February 12, 2025 at 8:41 PM
Lastly, we argue that the mean climate is poorly represented when using fixed effects. We test a few examples of how mean climate could be better incorporated, but assuming adaptation yields entirely different projections. More work is necessary since this can completely change the interpretation
February 12, 2025 at 8:41 PM
Depending on setup, we argue this may sometimes cancel out the benefit of using precip "as a control" for temp impacts. It's not always a huge effect, but it's worth keeping in mind! The impact of measurement error can be backed out if you know the error - precip impacts double in our GDP example
February 12, 2025 at 8:41 PM
We then set up an idealized multivariate model (with a known outcome) to demonstrate that uncertain variables can cause bias to estimated impacts of other (certain) variables. So, thanks to correlation, uncertain precip can cause bias in temp impact estimates even if temp is perfectly measured
February 12, 2025 at 8:41 PM
Relatedly, we discuss the role of aggregation to political boundaries. We point out that running the same model on different levels of aggregation yields very different results. Perhaps surprisingly, more granular estimates don't always yield higher impacts - for GDP it's the opposite!

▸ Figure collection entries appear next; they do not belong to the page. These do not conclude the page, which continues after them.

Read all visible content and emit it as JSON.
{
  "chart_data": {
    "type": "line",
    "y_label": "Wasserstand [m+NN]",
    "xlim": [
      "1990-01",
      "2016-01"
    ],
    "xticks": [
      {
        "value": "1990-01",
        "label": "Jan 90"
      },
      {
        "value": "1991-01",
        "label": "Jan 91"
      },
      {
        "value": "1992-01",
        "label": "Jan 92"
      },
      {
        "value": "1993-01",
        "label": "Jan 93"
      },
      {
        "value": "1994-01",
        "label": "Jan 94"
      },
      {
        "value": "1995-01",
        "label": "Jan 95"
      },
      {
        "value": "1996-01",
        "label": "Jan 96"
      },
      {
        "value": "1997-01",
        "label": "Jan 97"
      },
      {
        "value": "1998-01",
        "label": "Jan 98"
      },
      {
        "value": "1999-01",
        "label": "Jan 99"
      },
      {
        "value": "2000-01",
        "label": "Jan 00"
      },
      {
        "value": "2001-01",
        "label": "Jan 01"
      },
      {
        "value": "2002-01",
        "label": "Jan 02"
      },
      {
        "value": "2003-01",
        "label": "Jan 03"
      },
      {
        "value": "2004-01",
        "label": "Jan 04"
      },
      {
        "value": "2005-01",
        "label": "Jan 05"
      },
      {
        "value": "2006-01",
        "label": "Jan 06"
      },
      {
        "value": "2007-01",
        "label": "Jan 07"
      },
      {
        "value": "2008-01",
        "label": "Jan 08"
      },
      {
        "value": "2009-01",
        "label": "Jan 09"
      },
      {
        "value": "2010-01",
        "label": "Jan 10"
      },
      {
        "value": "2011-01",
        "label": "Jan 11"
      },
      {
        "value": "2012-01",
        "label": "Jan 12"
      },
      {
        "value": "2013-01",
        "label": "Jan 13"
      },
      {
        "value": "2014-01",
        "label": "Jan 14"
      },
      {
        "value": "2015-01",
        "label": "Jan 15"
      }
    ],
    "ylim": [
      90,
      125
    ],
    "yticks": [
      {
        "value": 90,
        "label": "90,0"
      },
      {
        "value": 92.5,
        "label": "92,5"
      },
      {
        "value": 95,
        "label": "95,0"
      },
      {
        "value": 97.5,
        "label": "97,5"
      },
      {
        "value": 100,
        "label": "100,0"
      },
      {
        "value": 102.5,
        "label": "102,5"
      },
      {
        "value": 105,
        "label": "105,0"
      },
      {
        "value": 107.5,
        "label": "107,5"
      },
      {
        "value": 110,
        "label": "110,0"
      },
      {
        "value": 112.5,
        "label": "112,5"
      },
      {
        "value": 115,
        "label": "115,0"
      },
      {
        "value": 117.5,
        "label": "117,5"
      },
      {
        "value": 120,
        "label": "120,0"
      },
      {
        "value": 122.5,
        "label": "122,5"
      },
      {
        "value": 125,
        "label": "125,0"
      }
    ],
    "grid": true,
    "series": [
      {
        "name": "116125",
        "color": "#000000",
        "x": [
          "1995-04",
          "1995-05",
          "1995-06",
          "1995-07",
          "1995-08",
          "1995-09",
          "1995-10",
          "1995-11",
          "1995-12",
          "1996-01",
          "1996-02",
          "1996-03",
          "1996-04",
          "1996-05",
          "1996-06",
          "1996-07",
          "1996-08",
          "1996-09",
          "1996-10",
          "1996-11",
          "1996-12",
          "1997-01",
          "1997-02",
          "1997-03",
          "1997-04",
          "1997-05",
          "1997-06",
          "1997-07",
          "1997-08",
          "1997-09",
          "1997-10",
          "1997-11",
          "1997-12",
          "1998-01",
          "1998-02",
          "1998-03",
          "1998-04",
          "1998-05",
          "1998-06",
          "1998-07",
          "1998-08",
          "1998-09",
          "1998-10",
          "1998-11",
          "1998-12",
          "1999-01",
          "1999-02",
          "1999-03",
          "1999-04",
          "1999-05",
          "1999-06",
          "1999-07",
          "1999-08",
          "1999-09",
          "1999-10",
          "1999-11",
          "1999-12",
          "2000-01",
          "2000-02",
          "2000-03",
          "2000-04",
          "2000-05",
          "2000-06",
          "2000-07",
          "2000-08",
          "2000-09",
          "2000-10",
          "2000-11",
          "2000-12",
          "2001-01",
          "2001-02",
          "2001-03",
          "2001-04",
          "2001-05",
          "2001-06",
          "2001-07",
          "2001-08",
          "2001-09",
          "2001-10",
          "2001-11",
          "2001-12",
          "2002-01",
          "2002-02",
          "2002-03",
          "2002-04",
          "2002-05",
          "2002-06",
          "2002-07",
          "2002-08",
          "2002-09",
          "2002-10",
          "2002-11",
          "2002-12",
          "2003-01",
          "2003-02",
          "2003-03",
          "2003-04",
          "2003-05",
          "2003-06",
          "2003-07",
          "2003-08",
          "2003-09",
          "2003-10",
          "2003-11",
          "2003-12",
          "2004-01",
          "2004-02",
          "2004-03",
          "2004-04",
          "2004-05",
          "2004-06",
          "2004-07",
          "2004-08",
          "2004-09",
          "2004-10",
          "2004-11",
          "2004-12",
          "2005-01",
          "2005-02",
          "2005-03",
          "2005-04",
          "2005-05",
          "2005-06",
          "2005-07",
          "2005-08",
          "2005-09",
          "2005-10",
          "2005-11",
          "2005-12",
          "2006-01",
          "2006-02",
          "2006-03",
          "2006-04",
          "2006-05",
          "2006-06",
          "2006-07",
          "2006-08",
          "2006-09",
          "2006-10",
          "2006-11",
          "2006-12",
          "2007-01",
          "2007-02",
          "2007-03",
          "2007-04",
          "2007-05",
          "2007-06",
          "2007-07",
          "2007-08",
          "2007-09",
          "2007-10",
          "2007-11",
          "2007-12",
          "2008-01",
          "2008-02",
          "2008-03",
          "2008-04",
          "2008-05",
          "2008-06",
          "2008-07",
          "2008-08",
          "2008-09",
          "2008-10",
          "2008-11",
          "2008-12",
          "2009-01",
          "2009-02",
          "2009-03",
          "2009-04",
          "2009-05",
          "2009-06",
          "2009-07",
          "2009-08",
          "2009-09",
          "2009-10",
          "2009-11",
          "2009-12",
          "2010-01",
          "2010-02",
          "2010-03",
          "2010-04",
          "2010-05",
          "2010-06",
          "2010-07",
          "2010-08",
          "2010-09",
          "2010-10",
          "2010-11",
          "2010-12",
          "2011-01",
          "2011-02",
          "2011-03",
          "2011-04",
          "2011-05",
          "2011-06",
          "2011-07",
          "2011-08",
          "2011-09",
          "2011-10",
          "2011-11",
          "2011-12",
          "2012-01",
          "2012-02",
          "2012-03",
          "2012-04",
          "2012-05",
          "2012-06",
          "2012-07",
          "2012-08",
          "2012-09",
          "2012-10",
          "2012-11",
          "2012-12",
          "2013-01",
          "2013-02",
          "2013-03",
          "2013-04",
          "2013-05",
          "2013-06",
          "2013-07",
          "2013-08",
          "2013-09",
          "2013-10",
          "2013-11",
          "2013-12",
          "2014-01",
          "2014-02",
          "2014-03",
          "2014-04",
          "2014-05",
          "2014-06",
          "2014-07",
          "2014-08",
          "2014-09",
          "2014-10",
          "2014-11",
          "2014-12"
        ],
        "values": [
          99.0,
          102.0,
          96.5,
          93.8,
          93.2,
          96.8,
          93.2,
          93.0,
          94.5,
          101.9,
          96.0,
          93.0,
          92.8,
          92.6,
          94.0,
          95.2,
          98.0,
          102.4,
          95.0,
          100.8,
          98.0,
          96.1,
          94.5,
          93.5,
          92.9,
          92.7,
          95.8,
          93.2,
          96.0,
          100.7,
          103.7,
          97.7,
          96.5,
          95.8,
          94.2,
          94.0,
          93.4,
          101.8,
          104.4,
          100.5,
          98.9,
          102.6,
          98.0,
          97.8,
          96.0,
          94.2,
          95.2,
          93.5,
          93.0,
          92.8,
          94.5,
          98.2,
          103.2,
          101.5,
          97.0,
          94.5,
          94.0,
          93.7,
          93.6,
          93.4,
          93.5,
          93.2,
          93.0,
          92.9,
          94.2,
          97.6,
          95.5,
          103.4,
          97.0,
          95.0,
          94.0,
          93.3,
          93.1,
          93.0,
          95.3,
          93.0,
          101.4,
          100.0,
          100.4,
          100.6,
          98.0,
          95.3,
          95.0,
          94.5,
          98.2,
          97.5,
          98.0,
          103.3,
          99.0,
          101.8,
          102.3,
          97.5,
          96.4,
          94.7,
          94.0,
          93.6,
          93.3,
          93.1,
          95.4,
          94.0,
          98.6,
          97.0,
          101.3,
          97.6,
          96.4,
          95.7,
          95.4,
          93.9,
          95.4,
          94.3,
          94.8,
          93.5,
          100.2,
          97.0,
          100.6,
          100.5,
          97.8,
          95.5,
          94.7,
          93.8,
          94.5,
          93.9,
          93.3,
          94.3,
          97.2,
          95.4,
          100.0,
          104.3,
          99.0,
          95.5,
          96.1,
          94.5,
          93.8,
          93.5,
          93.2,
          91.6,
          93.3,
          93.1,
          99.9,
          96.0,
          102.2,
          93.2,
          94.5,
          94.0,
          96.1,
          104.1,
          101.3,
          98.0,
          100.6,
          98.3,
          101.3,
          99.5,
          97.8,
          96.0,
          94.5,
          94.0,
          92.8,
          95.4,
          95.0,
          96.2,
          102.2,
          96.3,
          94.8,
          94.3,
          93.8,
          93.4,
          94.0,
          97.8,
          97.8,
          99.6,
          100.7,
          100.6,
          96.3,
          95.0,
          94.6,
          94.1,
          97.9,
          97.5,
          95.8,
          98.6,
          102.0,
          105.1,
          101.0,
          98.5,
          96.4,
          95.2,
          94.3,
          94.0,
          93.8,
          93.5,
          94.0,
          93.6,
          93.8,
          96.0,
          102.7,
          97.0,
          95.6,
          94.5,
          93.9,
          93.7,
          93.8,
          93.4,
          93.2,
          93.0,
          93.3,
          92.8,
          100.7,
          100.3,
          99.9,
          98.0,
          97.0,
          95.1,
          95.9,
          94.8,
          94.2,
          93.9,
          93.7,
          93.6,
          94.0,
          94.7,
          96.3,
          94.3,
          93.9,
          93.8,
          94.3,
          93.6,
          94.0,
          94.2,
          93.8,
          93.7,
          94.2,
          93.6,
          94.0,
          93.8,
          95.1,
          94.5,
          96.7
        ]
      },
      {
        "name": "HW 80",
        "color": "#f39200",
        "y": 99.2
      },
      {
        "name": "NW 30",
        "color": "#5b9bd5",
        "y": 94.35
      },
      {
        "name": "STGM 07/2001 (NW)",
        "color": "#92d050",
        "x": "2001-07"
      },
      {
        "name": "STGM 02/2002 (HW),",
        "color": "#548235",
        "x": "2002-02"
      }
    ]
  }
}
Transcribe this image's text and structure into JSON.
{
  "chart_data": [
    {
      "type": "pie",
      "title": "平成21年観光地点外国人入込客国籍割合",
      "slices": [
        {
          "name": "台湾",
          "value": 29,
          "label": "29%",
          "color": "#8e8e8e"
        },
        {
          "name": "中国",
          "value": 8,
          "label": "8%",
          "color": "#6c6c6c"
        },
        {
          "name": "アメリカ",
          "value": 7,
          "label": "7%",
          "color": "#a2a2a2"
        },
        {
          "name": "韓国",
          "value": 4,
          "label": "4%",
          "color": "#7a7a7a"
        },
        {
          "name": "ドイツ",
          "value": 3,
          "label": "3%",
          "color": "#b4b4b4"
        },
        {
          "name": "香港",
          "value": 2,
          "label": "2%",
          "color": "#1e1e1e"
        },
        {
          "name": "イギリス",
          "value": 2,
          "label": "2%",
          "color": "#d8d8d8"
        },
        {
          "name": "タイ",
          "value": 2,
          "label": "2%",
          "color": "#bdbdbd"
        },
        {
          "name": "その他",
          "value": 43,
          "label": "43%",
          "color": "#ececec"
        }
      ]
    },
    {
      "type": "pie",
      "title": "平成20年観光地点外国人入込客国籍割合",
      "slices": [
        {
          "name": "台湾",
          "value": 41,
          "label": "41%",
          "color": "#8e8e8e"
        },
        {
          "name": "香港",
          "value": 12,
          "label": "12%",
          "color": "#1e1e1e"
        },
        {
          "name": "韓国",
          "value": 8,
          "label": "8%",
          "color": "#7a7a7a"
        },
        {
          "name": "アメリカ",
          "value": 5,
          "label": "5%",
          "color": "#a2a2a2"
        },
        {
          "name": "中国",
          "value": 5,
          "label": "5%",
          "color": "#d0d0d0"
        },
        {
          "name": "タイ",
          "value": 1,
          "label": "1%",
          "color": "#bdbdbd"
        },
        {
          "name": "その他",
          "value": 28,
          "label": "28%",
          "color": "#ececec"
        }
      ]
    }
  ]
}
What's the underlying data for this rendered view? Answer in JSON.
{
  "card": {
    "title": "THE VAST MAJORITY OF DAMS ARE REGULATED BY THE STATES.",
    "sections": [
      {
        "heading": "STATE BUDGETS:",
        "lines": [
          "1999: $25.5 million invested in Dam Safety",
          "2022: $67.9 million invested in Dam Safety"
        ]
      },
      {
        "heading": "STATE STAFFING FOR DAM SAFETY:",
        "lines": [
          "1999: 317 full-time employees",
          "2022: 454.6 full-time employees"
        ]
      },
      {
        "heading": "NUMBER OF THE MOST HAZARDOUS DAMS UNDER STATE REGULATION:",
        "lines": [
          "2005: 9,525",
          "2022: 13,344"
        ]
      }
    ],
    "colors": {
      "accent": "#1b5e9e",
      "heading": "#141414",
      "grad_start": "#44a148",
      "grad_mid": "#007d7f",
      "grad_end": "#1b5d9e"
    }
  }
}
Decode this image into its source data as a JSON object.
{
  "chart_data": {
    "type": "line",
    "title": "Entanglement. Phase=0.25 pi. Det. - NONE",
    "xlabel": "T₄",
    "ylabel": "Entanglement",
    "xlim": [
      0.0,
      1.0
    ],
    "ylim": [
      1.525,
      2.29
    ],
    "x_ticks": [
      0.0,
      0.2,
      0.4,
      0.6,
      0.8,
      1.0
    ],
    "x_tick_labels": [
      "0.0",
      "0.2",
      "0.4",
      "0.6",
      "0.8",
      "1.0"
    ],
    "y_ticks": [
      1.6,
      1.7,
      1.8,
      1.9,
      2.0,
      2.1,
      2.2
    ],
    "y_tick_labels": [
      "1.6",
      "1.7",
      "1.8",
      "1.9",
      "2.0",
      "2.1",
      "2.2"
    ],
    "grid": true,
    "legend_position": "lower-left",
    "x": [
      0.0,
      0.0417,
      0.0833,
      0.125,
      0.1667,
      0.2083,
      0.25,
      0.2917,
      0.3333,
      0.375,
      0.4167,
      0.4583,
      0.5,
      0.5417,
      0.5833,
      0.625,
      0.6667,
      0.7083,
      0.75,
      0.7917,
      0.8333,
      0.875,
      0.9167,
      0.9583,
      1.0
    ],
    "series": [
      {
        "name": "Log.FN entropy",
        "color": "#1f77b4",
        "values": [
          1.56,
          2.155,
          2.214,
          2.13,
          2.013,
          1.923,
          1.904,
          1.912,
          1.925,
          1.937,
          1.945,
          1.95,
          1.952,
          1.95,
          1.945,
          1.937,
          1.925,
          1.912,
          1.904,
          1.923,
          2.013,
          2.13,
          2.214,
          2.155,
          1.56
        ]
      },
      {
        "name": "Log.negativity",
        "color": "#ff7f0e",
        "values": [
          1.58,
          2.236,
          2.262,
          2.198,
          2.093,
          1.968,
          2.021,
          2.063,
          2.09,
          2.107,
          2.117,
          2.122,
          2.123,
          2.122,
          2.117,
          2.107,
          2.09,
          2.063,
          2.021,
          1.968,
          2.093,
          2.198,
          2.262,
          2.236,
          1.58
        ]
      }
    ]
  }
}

February 12, 2025 at 8:41 PM
We start by pointing out the different spatial scales of different environmental variables. That means we actually don't have great global datasets of precipitation (relative to temperature). Furthermore, surface measurement are declining and sparse in many parts of the world, which results in bias
February 12, 2025 at 8:41 PM
thanks for sharing, but I think you skipped an important part of the story, which is that they’re assuming - especially in the very optimistic scenario - a large amount of carbon capture to offset the continued extraction of fossil fuels. The required technology does not currently exist at scale.